Investing in the quiet giant of the Northwest frozen potato industry is paying off for shareholders.
Lamb Weston Holdings Inc. will pay a quarterly dividend of 19.1 cents per share on Aug 31, an increase over the 18.7 cents it paid in the same period of 2017.
Lamb Weston is among the largest buyers of Washington-grown potatoes.
It employs more than 4,500 people in the Mid-Columbia at its network of processing plants and warehouses as well a corporate office in Kennewick.
Potatoes are Washington’s third most valuable agricultural commodity, after apples and milk.
Growers planted 165,000 acres in 2017 for a crop value of nearly $900 million, according to USDA statistics.

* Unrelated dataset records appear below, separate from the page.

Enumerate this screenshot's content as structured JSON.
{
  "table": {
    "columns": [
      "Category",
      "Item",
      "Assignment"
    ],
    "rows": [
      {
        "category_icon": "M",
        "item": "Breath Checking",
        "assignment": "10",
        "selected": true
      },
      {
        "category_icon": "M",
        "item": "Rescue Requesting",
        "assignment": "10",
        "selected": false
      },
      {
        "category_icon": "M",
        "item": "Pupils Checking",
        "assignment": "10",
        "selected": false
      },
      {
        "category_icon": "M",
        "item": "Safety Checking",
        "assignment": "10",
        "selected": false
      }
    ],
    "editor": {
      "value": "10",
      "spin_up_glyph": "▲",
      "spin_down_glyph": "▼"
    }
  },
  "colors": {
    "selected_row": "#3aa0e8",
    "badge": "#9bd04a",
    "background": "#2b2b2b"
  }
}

Earlier this year, Lamb Weston announced a $250 million expansion of its french fry processing capacity in Hermiston.
Prior to that, it opened a $200 million new processing line in Richland, pushing its recent investments in the region to nearly half a billion dollars.

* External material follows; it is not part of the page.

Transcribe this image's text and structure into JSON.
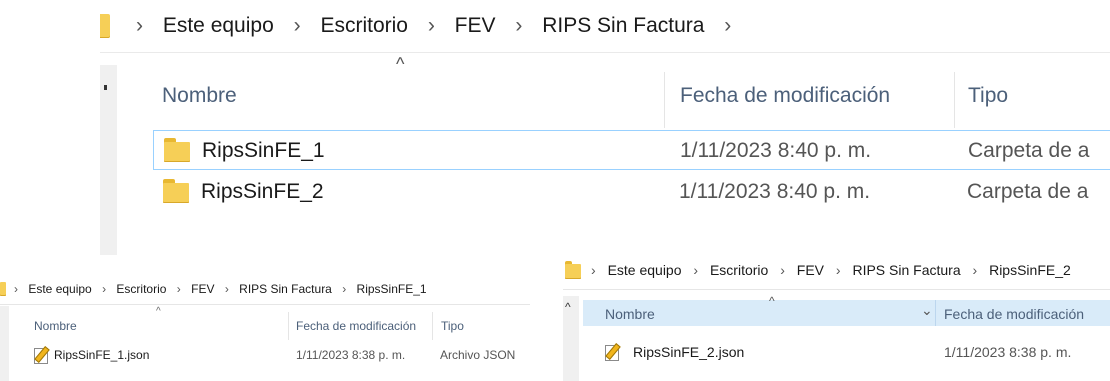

Dividends will be paid to shareholders on Aug. 3.
Eagle, Idaho-based Lamb Weston (NYSE: LW) announced the dividend Thursday, signaling that it will have profitable news when it releases its fourth quarter and full year 2018 earnings next Wednesday.
Lamb Weston spun off as an independent company from ConAgra Foods almost two years ago. It reliably paid dividends from the start.
It has paid a total of 56.6 cents per share for the first three quarters of its current fiscal year, compared to 18.7 cents in 2017, when it earned $327 million on nearly $3.2 billion in earnings.
Its shares were trading at $70.38 at the end of day Thursday, near the top of its 52-week range of $42.90 to $71.29.